Longer-Term Effects of the Better Care Reconciliation Act of 2017 on Medicaid Spending
Medicaid spending under the Better Care Reconciliation Act of 2017 would be about 35 percent lower in 2036 compared with CBO’s extended baseline. Such spending under the bill would increase each year throughout the next two decades.
In CBO’s assessment, Medicaid spending under the Better Care Reconciliation Act of 2017 would be 26 percent lower in 2026 than it would be under the agency’s extended baseline, and the gap would widen to about 35 percent in 2036 (see figure below). Under CBO’s extended baseline, overall Medicaid spending would grow 5.1 percent per year during the next two decades, in part because prices for medical services would increase. Under this legislation, such spending would increase at a rate of 1.9 percent per year through 2026 and about 3.5 percent per year in the decade after that.
CBO and the staff of the Joint Committee on Taxation do not have an insurance coverage baseline beyond the coming decade and therefore are not able to quantify the legislation’s effect on insurance coverage over the longer term. However, the agencies expect that after 2026, enrollment in Medicaid would continue to fall relative to what would happen under the extended baseline.

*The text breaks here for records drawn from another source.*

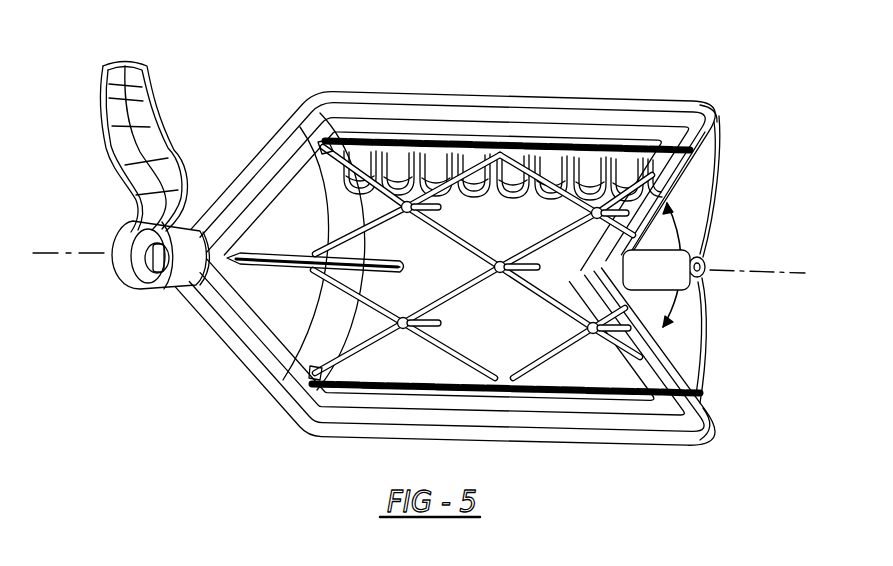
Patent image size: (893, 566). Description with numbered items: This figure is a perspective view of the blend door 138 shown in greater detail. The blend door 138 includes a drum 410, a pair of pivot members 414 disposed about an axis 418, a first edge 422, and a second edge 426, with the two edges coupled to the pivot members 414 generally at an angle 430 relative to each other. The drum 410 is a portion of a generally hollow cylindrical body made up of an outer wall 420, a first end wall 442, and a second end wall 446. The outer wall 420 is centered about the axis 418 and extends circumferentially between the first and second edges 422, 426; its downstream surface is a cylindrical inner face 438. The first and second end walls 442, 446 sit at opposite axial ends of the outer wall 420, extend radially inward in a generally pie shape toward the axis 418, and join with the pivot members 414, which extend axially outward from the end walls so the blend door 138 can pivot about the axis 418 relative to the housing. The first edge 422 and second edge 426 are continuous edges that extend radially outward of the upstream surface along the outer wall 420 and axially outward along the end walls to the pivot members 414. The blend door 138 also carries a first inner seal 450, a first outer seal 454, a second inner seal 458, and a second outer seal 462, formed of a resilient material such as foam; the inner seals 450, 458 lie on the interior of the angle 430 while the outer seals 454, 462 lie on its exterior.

The blend door 138 is at (161, 466).
The drum 410 is at (290, 317).
The pivot members 414 is at (157, 258).
The axis 418 is at (50, 252).
The outer wall 420 is at (543, 340).
The first edge 422 is at (713, 403).
The second edge 426 is at (697, 163).
The angle 430 is at (683, 300).
The cylindrical inner face 438 is at (513, 330).
The first end wall 442 is at (263, 287).
The second end wall 446 is at (693, 213).
The first inner seal 450 is at (700, 373).
The first outer seal 454 is at (682, 440).
The second inner seal 458 is at (700, 180).
The second outer seal 462 is at (693, 107).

On the basis of consultation with the budget committees, CBO’s just-released cost estimate for the bill measured the costs and savings relative to CBO’s March 2016 baseline projections, with adjustments for legislation that was enacted after that baseline was produced. For consistency, this longer-term analysis uses CBO’s extended baseline published in July 2016. CBO analyzed these longer-term effects at the request of the Ranking Members of the Senate Budget Committee and the Senate Finance Committee.